Senadora Kátia Abreu diz que intervenção no RJ é 'ato midiático' e cobra planejamento

Senadora apresentou dados que mostram índices de criminalidade do Tocantins ainda piores que no Rio de Janeiro.

Senadora cobra planejamento nacional para segurança pública
Descrição: Senadora cobra planejamento nacional para segurança pública Crédito: Pedro França/Agência Senado

A senadora Kátia Abreu afirmou nesta quarta-feira, 21, durante pronunciamento, que o decreto presidencial de intervenção na segurança pública do Rio de Janeiro é “ato midiático”. A parlamentar disse ter votado “sem convicção” e cobrou um plano estruturante para a área em todo o país.

 

Kátia Abreu explicou que votou favoravelmente ao decreto porque, caso fosse derrubado, a situação no Rio de Janeiro poderia se agravar ainda mais, sobretudo após o governador ter declarado não ter mais condições de comando no estado.

 

“Quando eu digo que votei sem convicção foi porque achei que a emenda poderia ficar muito pior do que o soneto.
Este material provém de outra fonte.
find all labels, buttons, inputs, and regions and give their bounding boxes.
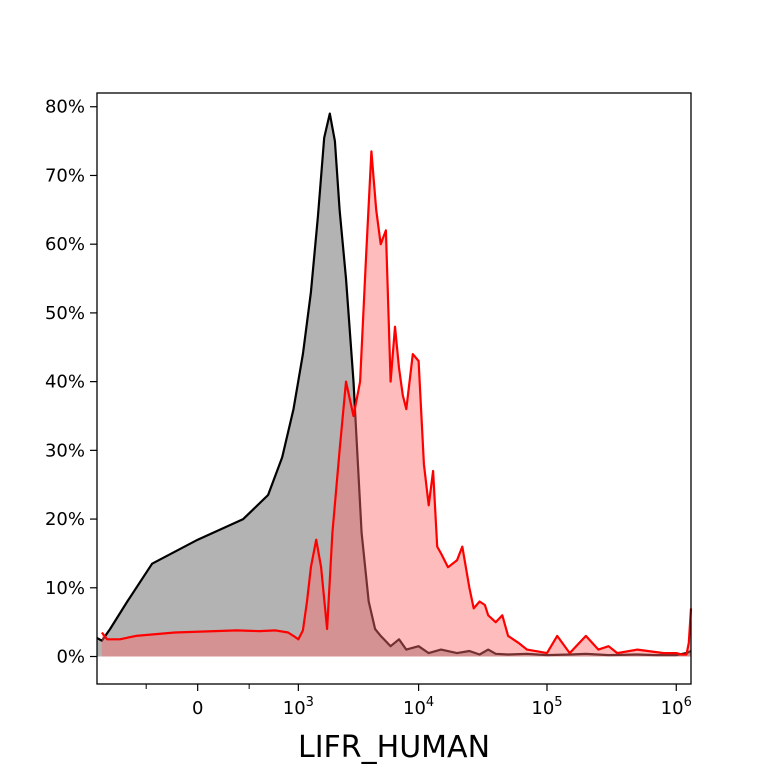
x-tick-label-0: 0 <box>192 698 203 719</box>
y-tick-label-2: 20% <box>45 509 85 530</box>
y-tick-label-4: 40% <box>45 372 85 393</box>
series-1-line <box>101 150 693 656</box>
y-tick-label-6: 60% <box>45 234 85 255</box>
y-tick-label-0: 0% <box>56 647 85 668</box>
x-tick-label-4: 106 <box>661 695 692 719</box>
x-axis-title: LIFR_HUMAN <box>298 730 490 765</box>
y-tick-label-3: 30% <box>45 440 85 461</box>
x-axis: 0 103 104 105 106 <box>145 684 692 719</box>
x-tick-label-2: 104 <box>403 695 434 719</box>
series-layer <box>96 112 693 657</box>
y-tick-label-7: 70% <box>45 165 85 186</box>
series-0-line <box>96 112 692 657</box>
y-tick-label-8: 80% <box>45 97 85 118</box>
series-1-area <box>101 151 691 657</box>
y-tick-label-1: 10% <box>45 578 85 599</box>
x-tick-label-3: 105 <box>531 695 562 719</box>
y-tick-label-5: 50% <box>45 303 85 324</box>
y-axis: 0% 10% 20% 30% 40% 50% 60% 70% 80% <box>45 97 97 668</box>
x-tick-label-1: 103 <box>283 695 314 719</box>
series-0-area <box>97 113 691 657</box>
plot-frame <box>96 92 692 685</box>
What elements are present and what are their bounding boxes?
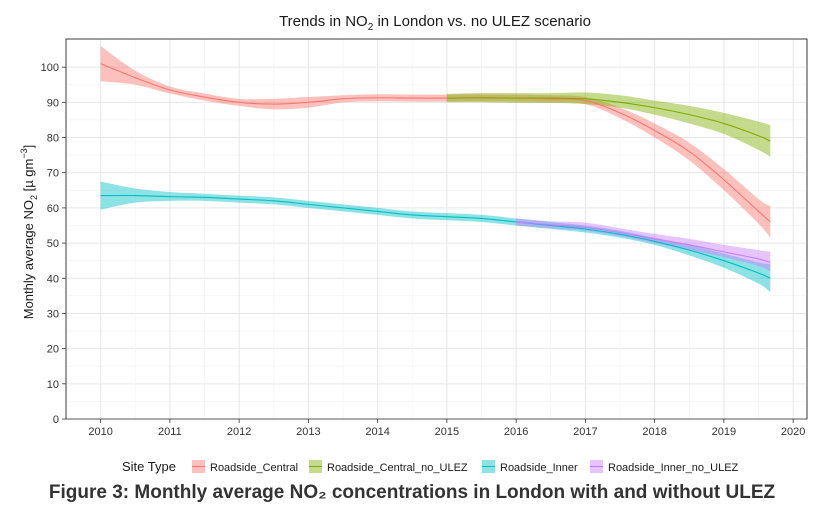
ylabel-subscript: 2	[29, 195, 39, 200]
x-tick-label: 2019	[712, 426, 736, 438]
series-line-1	[446, 97, 771, 142]
series-line-2	[100, 194, 771, 279]
plot-panel-border	[65, 38, 808, 420]
y-tick-label: 90	[47, 97, 59, 109]
y-axis-title: Monthly average NO2 [µ gm−3]	[19, 145, 39, 320]
legend-label: Roadside_Central	[210, 462, 298, 474]
x-tick-label: 2015	[435, 426, 459, 438]
x-tick-label: 2018	[642, 426, 666, 438]
y-tick-label: 20	[47, 344, 59, 356]
title-part: Trends in NO	[279, 13, 368, 30]
y-tick-label: 30	[47, 308, 59, 320]
x-tick-label: 2012	[227, 426, 251, 438]
figure-caption: Figure 3: Monthly average NO₂ concentrat…	[48, 482, 776, 503]
x-tick-label: 2017	[573, 426, 597, 438]
y-tick-label: 60	[47, 203, 59, 215]
x-tick-label: 2014	[365, 426, 389, 438]
chart: 2010 2011 2012 2013 2014 2015 2016 2017 2018 2019…	[19, 13, 808, 474]
ylabel-part: [µ gm	[21, 159, 36, 195]
y-tick-label: 70	[47, 168, 59, 180]
y-tick-label: 0	[53, 414, 59, 426]
legend-label: Roadside_Central_no_ULEZ	[327, 462, 468, 474]
ylabel-part: Monthly average NO	[21, 200, 36, 319]
y-tick-label: 10	[47, 379, 59, 391]
series-lines	[100, 63, 771, 279]
series-line-3	[516, 221, 771, 263]
title-part: in London vs. no ULEZ scenario	[373, 13, 591, 30]
y-axis: 0 10 20 30 40 50 60 70 80 90 100	[41, 62, 66, 426]
legend: Site Type Roadside_Central Roadside_Centra…	[122, 459, 739, 474]
x-tick-label: 2016	[504, 426, 528, 438]
confidence-band-1	[446, 92, 771, 157]
title-subscript: 2	[368, 22, 374, 33]
chart-title: Trends in NO2 in London vs. no ULEZ scen…	[279, 13, 591, 33]
x-tick-label: 2011	[158, 426, 182, 438]
x-tick-label: 2020	[781, 426, 805, 438]
y-tick-label: 50	[47, 238, 59, 250]
y-tick-label: 80	[47, 133, 59, 145]
legend-title: Site Type	[122, 459, 176, 474]
x-axis: 2010 2011 2012 2013 2014 2015 2016 2017 2018 2019…	[88, 419, 805, 438]
y-tick-label: 40	[47, 273, 59, 285]
legend-label: Roadside_Inner	[500, 462, 578, 474]
x-tick-label: 2010	[88, 426, 112, 438]
x-tick-label: 2013	[296, 426, 320, 438]
y-tick-label: 100	[41, 62, 59, 74]
ylabel-part: ]	[21, 145, 36, 149]
ylabel-superscript: −3	[19, 148, 29, 158]
legend-label: Roadside_Inner_no_ULEZ	[608, 462, 739, 474]
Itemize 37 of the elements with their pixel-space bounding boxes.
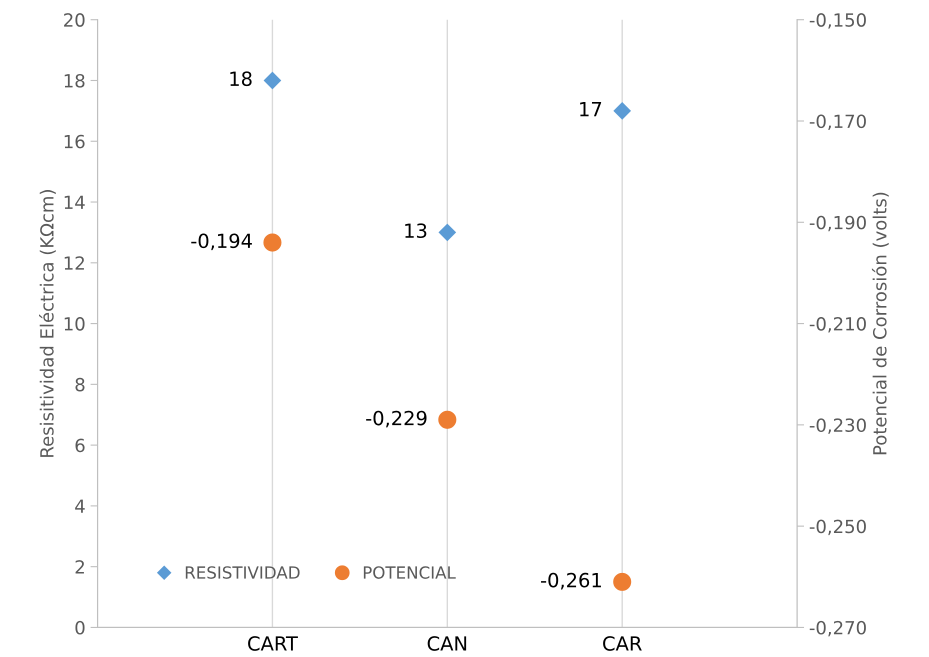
point xyxy=(613,572,632,591)
y-tick-label: 10 xyxy=(64,317,85,331)
y-tick-label: 8 xyxy=(75,378,85,392)
point xyxy=(264,72,281,90)
data-label: 13 xyxy=(405,223,426,238)
data-label: 17 xyxy=(580,102,602,116)
point xyxy=(438,410,456,429)
x-tick-label: CAR xyxy=(603,636,642,651)
y-tick-label: 18 xyxy=(64,74,85,88)
y-tick-label: 20 xyxy=(64,13,85,27)
y-tick-label: 4 xyxy=(75,500,85,513)
y-tick-label: 2 xyxy=(76,560,84,574)
y-tick-label: 14 xyxy=(64,196,85,209)
y2-tick-label: -0,250 xyxy=(810,520,866,536)
y-tick-label: 6 xyxy=(76,438,85,452)
data-label: 18 xyxy=(230,71,252,86)
x-tick-label: CAN xyxy=(428,636,466,651)
y2-tick-label: -0,230 xyxy=(810,418,866,434)
y-tick-label: 0 xyxy=(75,620,85,635)
point xyxy=(263,234,282,252)
y-axis-title: Resisitividad Eléctrica (KΩcm) xyxy=(39,190,56,457)
y2-axis-title: Potencial de Corrosión (volts) xyxy=(872,192,889,454)
x-tick-label: CART xyxy=(248,636,298,651)
data-label: -0,194 xyxy=(191,233,252,250)
y2-tick-label: -0,190 xyxy=(810,216,866,232)
legend-label: POTENCIAL xyxy=(364,566,456,579)
point xyxy=(614,102,631,120)
point xyxy=(438,224,456,241)
y2-tick-label: -0,270 xyxy=(810,620,866,636)
y2-tick-label: -0,150 xyxy=(810,13,866,29)
y-tick-label: 12 xyxy=(64,256,84,270)
data-label: -0,261 xyxy=(541,572,601,590)
legend-label: RESISTIVIDAD xyxy=(186,566,300,579)
y2-tick-label: -0,210 xyxy=(810,317,866,333)
data-label: -0,229 xyxy=(366,410,427,428)
y2-tick-label: -0,170 xyxy=(810,114,866,130)
y-tick-label: 16 xyxy=(64,134,85,148)
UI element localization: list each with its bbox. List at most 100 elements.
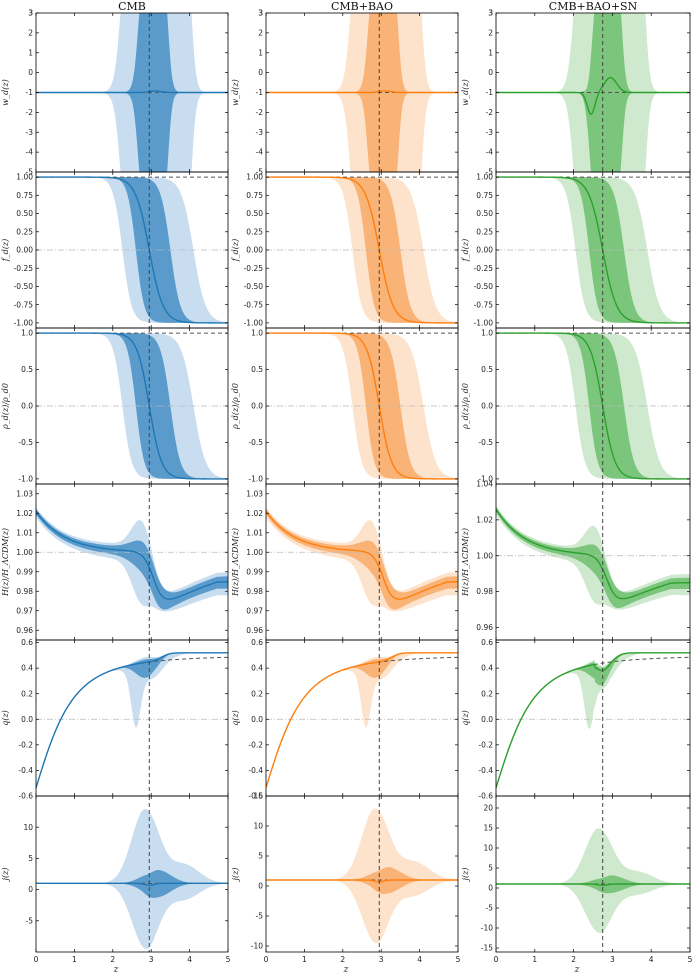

Imaginem, depois de todo esse carnaval, se nós derrubássemos essa intervenção, o que aconteceria de pior ainda no Rio de Janeiro?”, ponderou a senadora.

 

A parlamentar afirmou que a decisão de intervir na segurança do Rio de Janeiro foi feita sem planejamento nem foco. “Nós estamos vendo um ato midiático. Estamos abusando e usando politicamente das Forças Armadas, que não foram comunicadas nem ouvidas. Uma farsa publicitária”, destacou.

 

A senadora ainda criticou o foco exclusivo no Rio de Janeiro, tornando os demais estados brasileiros um “refúgio de bandidos”. “Quem garante que esses bandidos não vão tirar férias nos outros 26 Estados, enquanto no Rio de Janeiro nós estamos vivendo uma farsa de solução?”, questionou.

 

Kátia Abreu apresentou diversos dados do Atlas da Violência Brasileira 2017 para mostrar que outros estados brasileiros têm índices de criminalidade ainda piores que do Rio de Janeiro.

 

No Tocantins, por exemplo, o índice de roubo a bancos é de 4,5 para cada 100 instituições. Já no Rio, esse número é de 1,3. Ainda no Tocantins, a população carcerária é proporcionalmente maior do que no estado fluminense. São 252 presos para cada 100 mil habitantes, enquanto no Rio esse número é de 224.